Wer sich jetzt fragt, was im Zuge des Arbeitsrechtsschutzes eigentlich versichert ist, der muss darauf hingewiesen werden, dass diese Versicherung lediglich einen Teilbereich der Berufsrechtsschutzversicherung abdeckt. Das jeweilige Leistungsspektrum kann sich dabei erheblich unterscheiden, womit klar ist, dass vor Abschluss einer solchen Police ausführliche Informationen und Beratungsleistungen eingeholt werden sollten, um den individuellen Anspruch und die Notwendigkeit genau zu definieren. Ein wichtiger Aspekt ist in jedem Fall, dass nicht automatisch die Versicherung mit der höchsten Prämie auch die mit den besten Leistungen sein muss. Die ARAG Rechtsschutzversicherung, die im Test als eindeutiger Sieger unter den Anbietern für Rechtsschutzversicherungen hervorging, bietet etwa telefonische Rechtsberatung ebenso an wie freie Rechtsanwaltswahl bei einem Gerichtsverfahren und Übernahme der entstehenden Kosten auch für die Gegenseite. Wie hoch diese und die eigenen ausfallen, hängt unter anderem vom Streitwert ab. Wer dann im Fall des Falles mit einer individuellen Arbeitsrechtsschutzversicherung vorgesorgt hat, kann dem Verfahren gelassen entgegen sehen.
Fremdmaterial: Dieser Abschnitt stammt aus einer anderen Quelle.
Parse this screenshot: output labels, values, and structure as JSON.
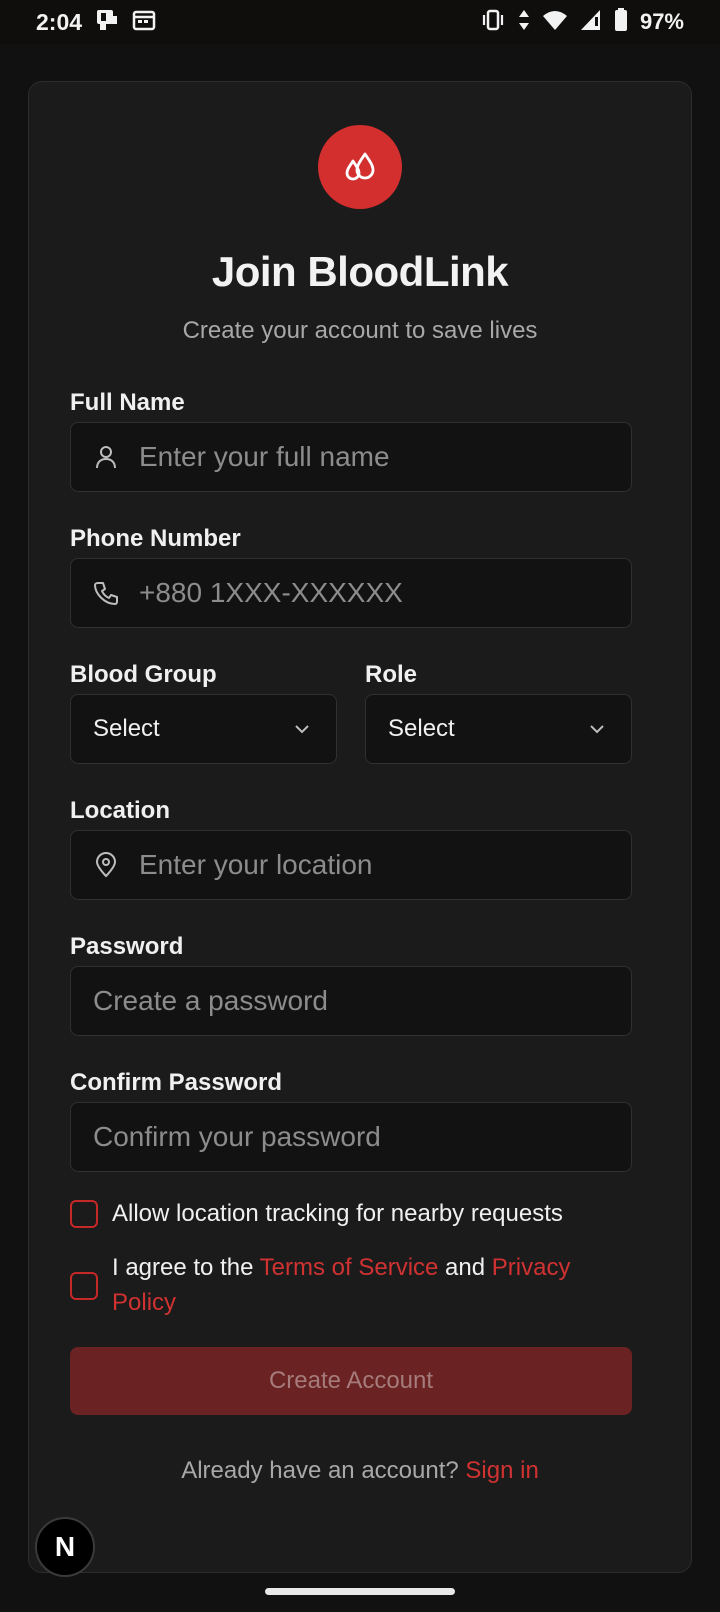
{
  "status_bar": {
    "time": "2:04",
    "battery": "97%",
    "icons": [
      "notification-icon",
      "calendar-icon",
      "vibrate-icon",
      "data-arrows-icon",
      "wifi-icon",
      "signal-icon",
      "battery-icon"
    ]
  },
  "brand": {
    "logo_icon": "blood-drops-icon",
    "accent": "#d32f2f",
    "title": "Join BloodLink",
    "subtitle": "Create your account to save lives"
  },
  "form": {
    "full_name": {
      "label": "Full Name",
      "placeholder": "Enter your full name",
      "icon": "user-icon"
    },
    "phone": {
      "label": "Phone Number",
      "placeholder": "+880 1XXX-XXXXXX",
      "icon": "phone-icon"
    },
    "blood_group": {
      "label": "Blood Group",
      "value": "Select"
    },
    "role": {
      "label": "Role",
      "value": "Select"
    },
    "location": {
      "label": "Location",
      "placeholder": "Enter your location",
      "icon": "map-pin-icon"
    },
    "password": {
      "label": "Password",
      "placeholder": "Create a password"
    },
    "confirm_password": {
      "label": "Confirm Password",
      "placeholder": "Confirm your password"
    },
    "tracking_checkbox": {
      "label": "Allow location tracking for nearby requests"
    },
    "agree_checkbox": {
      "prefix": "I agree to the ",
      "terms": "Terms of Service",
      "middle": " and ",
      "privacy": "Privacy Policy"
    },
    "submit_label": "Create Account"
  },
  "footer": {
    "prompt": "Already have an account? ",
    "signin": "Sign in"
  },
  "dev_badge": "N"
}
Abschließen können diese Versicherung alle Arbeitnehmer, auch diejenigen, die etwa im öffentlich-rechtlichen Bereich ein Arbeitsverhältnis eingegangen sind. Gerade dann, wenn aus dienst- oder versorgungsrechtlichen Ansprüchen ein Streit entsteht, übernimmt die Arbeitsrechtsschutzversicherung die Kosten für die Rechtsvertretung von Anfang an bis zur Ausfechtung eines eventuell anhängigen Gerichtsverfahrens in mehreren Instanzen.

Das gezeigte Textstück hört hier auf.